For each watershed, year, and month, this code creates a raster, mask the raster to the watershed extent, find the average minimum temperature of the watershed for the given month, then deletes the raster. This is best used to extract watershed statistics. 

In [15]:
#Watersheds to make rasters of
WS_array=['Spius','Chilko','Chilcotin','Nation','Osilinka','Mesilinka']

#where to save raster
Save_file='C:/Users/vore/Desktop/HydroMet_Project/Data/PCIC/Working_Rasters/T_working_New.tif'

P_totals=pd.DataFrame({'WS':[],'Year':[],'Month':[],'TempMin':[]})

for WS in WS_array: 
    for year in np.arange(1979,2012):
        for month in np.arange(1,13,1):
            
            #definethe smaller extent to make a raster of
            Extent_w=WS_extent[WS_extent.Watershed==WS]

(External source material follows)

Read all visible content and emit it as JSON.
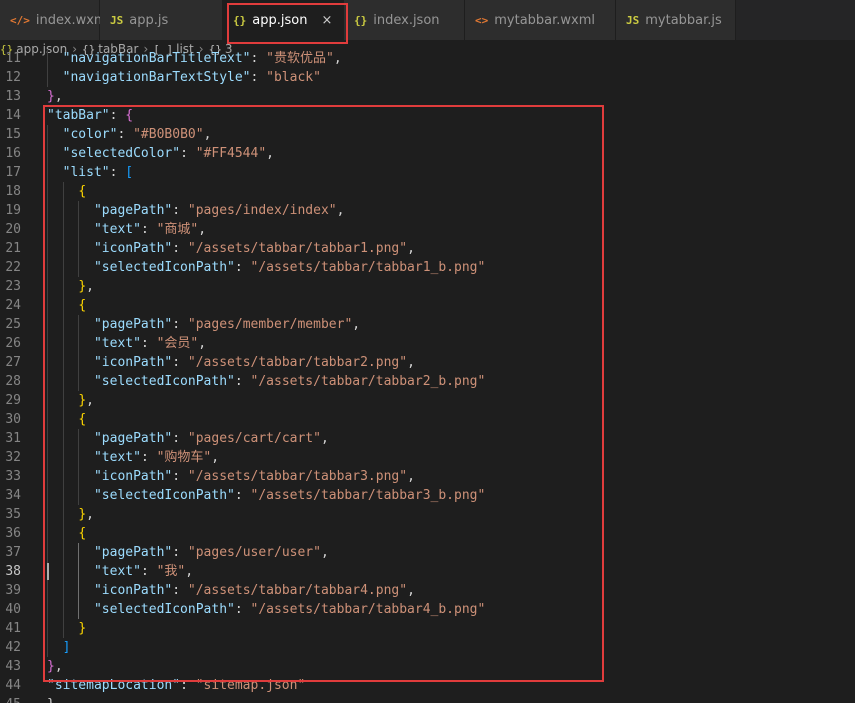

            #extract indicies that meet the extent requirements of lat and long
            lat_idx=np.where((lat<np.array(Extent_w.Latitude)[0][1]) & (lat >np.array(Extent_w.Latitude)[0][0]))[0]
            long_idx=np.where((long <np.array(Extent_w.Longitude)[0][1]) & (long > np.array(Extent_w.Longitude)[0][0]))[0]

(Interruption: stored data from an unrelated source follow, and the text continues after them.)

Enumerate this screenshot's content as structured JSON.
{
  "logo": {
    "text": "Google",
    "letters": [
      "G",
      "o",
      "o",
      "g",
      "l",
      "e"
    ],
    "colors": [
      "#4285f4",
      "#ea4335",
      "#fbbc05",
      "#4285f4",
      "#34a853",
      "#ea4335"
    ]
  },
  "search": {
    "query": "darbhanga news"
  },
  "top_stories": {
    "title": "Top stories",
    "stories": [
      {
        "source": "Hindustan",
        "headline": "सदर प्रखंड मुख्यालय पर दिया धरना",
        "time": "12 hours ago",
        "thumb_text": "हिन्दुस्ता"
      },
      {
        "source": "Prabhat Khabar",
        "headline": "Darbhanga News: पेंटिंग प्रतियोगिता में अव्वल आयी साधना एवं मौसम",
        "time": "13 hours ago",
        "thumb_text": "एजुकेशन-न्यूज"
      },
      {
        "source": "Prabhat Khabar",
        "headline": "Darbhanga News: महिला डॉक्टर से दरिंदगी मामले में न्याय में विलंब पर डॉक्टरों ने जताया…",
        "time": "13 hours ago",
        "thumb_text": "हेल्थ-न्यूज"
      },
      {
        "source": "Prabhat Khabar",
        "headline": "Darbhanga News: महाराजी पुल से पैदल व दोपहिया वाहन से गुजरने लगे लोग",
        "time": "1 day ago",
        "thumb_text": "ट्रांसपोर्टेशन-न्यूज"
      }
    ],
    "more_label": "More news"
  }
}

            #extract the minimum temperature array for the given month/year
            E_working= var_Month[(var_Month.Year==year)&(var_Month.Month==month)].TMin
            idx=E_working.index[0]
            E_working=E_working[idx]

            #create array of TMin, lat, and long (within smaller extent) that will be used to create the raster
            Z=[];W=[]
            for i in lat_idx:
                for j in long_idx:
                    Z.append([E_working[i,j],lat[i], long[j]])
            
            #re-organizing datasets for Create Raster function
            Z=np.array(Z)
            res_lat= np.unique(Z[:,1])[1]-np.unique(Z[:,1])[0]
            res_long=np.unique(Z[:,2])[1]-np.unique(Z[:,2])[0]
            var_array=np.reshape(Z[:,0],(-1,len(np.unique(Z[:,2]))))
            lat_array=np.reshape(Z [:,1], (-1,len(np.unique(Z[:,2]))))
            lon_array=np.reshape(Z [:,2],(-1,len(np.unique(Z[:,2]))))

            CreateRaster(lon_array,lat_array,var_array,res_lat,res_long,Save_file)
        
            #Open the watershed shapefile to mask the raster to
            shapefile= fiona.open("C:/Users/vore/Desktop/HydroMet_Project/GIS_maps/Shapefiles_WaterFeatures/Individual_ws/%s/%s_WS.shp"%(WS,WS), "r") 
            features=[]
            for feature in shapefile:
                features.append(feature["geometry"])

            #Mask raster to watershed extent
            with rasterio.open(Save_file) as src:
                out_image, out_transform = rasterio.mask.mask(src, features,crop=True)
                out_meta = src.meta.copy()
                #show(out_image)
                out_image=np.concatenate(out_image[0])
            
            #
            idx_null=np.where(out_image==0)
            for x in idx_null:
                out_image[x]=np.nan

            #Average the minimum temperature values in the watershed 
            Sum_M=np.nanmean(out_image) ## Change this to any watershed statistic desired

            #Erase the Raster that was created (to save space)
            gdal.GetDriverByName('GTiff').Delete(Save_file)

            #Append watershed statistic to dataframe
            P_totals= P_totals.append({'WS':WS,'Year':year,'Month':month,'TempMin':Sum_M},ignore_index=True)

#export dataframe to excel
# with pd.ExcelWriter('C:/Users/vore/Desktop/HydroMet_Project/Sharable_Data/PCIC/TMax_PCIC_ALL.xlsx') as writer:  
#     P_totals.to_excel(writer, sheet_name=WS)



In [16]:
P_totals

Unnamed: 0,WS,Year,Month,TempMin
0,Spius,1979.0,1.0,-8.825379
1,Spius,1979.0,2.0,-1.685325
2,Spius,1979.0,3.0,5.570432
3,Spius,1979.0,4.0,8.740647
4,Spius,1979.0,5.0,12.834581
...,...,...,...,...
2371,Mesilinka,2011.0,8.0,14.227114
2372,Mesilinka,2011.0,9.0,11.262010
2373,Mesilinka,2011.0,10.0,4.206355
2374,Mesilinka,2011.0,11.0,-4.306751